I'd say think about what you really need,check out a bunch of catalogues,visit some stores and get what fits.(size wise,$$ wise.)
Good hunting.


----------



## bearhunter (Jan 30, 2009)

duckp said:


> The most lethal bowhunter I know is from Northern Wi and has shot 100s with plaid wool shirts and jackets-often worn with jeans or carhart bibs depending on temps.
> 
> i thought he lived in western MN.?? :roll: and he wears cheap fleece stuff :bop:


----------



## Plainsman (Jul 30, 2003)

Chinese spam deleted


----------



## barebackjack (Sep 5, 2006)

Early season, whatevers cheapest.

Late season stand hunting, WOOL.


----------



## Olliver (Apr 28, 2012)

For you guys with Sitka experience...

I am in the final selection process to acquire a Sitka Gear clothing set in Open Country pattern.

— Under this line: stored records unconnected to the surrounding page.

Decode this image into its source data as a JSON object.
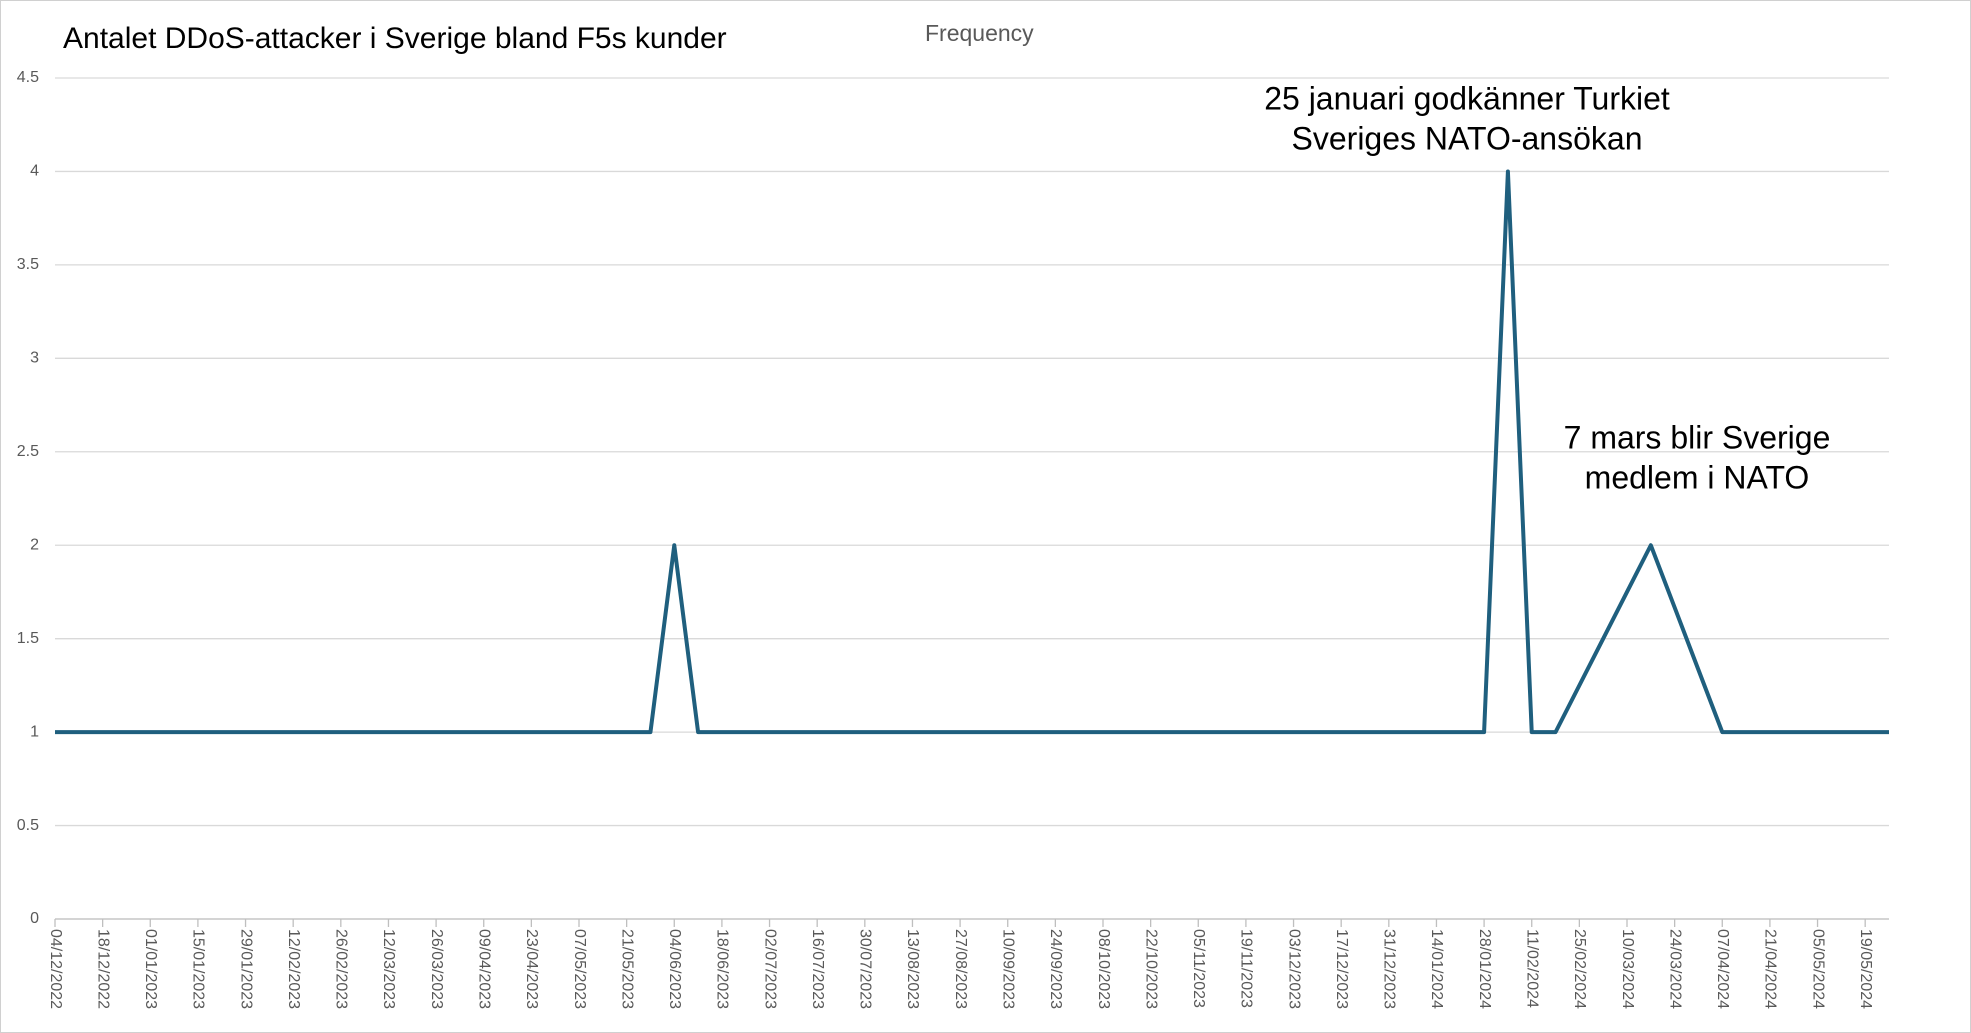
{
  "chart_data": {
    "type": "line",
    "title": "Antalet DDoS-attacker i Sverige bland F5s kunder",
    "subtitle": "Frequency",
    "categories": [
      "04/12/2022",
      null,
      "18/12/2022",
      null,
      "01/01/2023",
      null,
      "15/01/2023",
      null,
      "29/01/2023",
      null,
      "12/02/2023",
      null,
      "26/02/2023",
      null,
      "12/03/2023",
      null,
      "26/03/2023",
      null,
      "09/04/2023",
      null,
      "23/04/2023",
      null,
      "07/05/2023",
      null,
      "21/05/2023",
      null,
      "04/06/2023",
      null,
      "18/06/2023",
      null,
      "02/07/2023",
      null,
      "16/07/2023",
      null,
      "30/07/2023",
      null,
      "13/08/2023",
      null,
      "27/08/2023",
      null,
      "10/09/2023",
      null,
      "24/09/2023",
      null,
      "08/10/2023",
      null,
      "22/10/2023",
      null,
      "05/11/2023",
      null,
      "19/11/2023",
      null,
      "03/12/2023",
      null,
      "17/12/2023",
      null,
      "31/12/2023",
      null,
      "14/01/2024",
      null,
      "28/01/2024",
      null,
      "11/02/2024",
      null,
      "25/02/2024",
      null,
      "10/03/2024",
      null,
      "24/03/2024",
      null,
      "07/04/2024",
      null,
      "21/04/2024",
      null,
      "05/05/2024",
      null,
      "19/05/2024",
      null
    ],
    "series": [
      {
        "name": "Frequency",
        "color": "#1f5f7e",
        "values": [
          1,
          1,
          1,
          1,
          1,
          1,
          1,
          1,
          1,
          1,
          1,
          1,
          1,
          1,
          1,
          1,
          1,
          1,
          1,
          1,
          1,
          1,
          1,
          1,
          1,
          1,
          2,
          1,
          1,
          1,
          1,
          1,
          1,
          1,
          1,
          1,
          1,
          1,
          1,
          1,
          1,
          1,
          1,
          1,
          1,
          1,
          1,
          1,
          1,
          1,
          1,
          1,
          1,
          1,
          1,
          1,
          1,
          1,
          1,
          1,
          1,
          4,
          1,
          1,
          1.25,
          1.5,
          1.75,
          2,
          1.667,
          1.333,
          1,
          1,
          1,
          1,
          1,
          1,
          1,
          1
        ]
      }
    ],
    "ylim": [
      0,
      4.5
    ],
    "yticks": [
      0,
      0.5,
      1,
      1.5,
      2,
      2.5,
      3,
      3.5,
      4,
      4.5
    ],
    "grid": true,
    "annotations": [
      {
        "lines": [
          "25 januari godkänner Turkiet",
          "Sveriges NATO-ansökan"
        ]
      },
      {
        "lines": [
          "7 mars blir Sverige",
          "medlem i NATO"
        ]
      }
    ]
  }
}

Is the Sitka Jetstream jacket breathable given that it has the wind barrier? I don't want to get one with goretx becasue of this concern but I assume the wind barrier membrane may also fail to breathe as well?


----------



## huntin1 (Nov 14, 2003)

I know I'm going to get flamed for this, but....

Scent lock is a waste of money. I know people that swear by it, but really, does anyone believe they can fool the nose on a deer. Their sense of smell is more acute that that of a drug sniffing dog. The dog has 220 million receptors and a deer has about 300 million. You are not going to fool a deers nose with scent lock clothing.

Soft quiet clothing is best and nothing beats wool when the temps drop.

huntin1


----------



## duckp (Mar 13, 2008)

Amen.


----------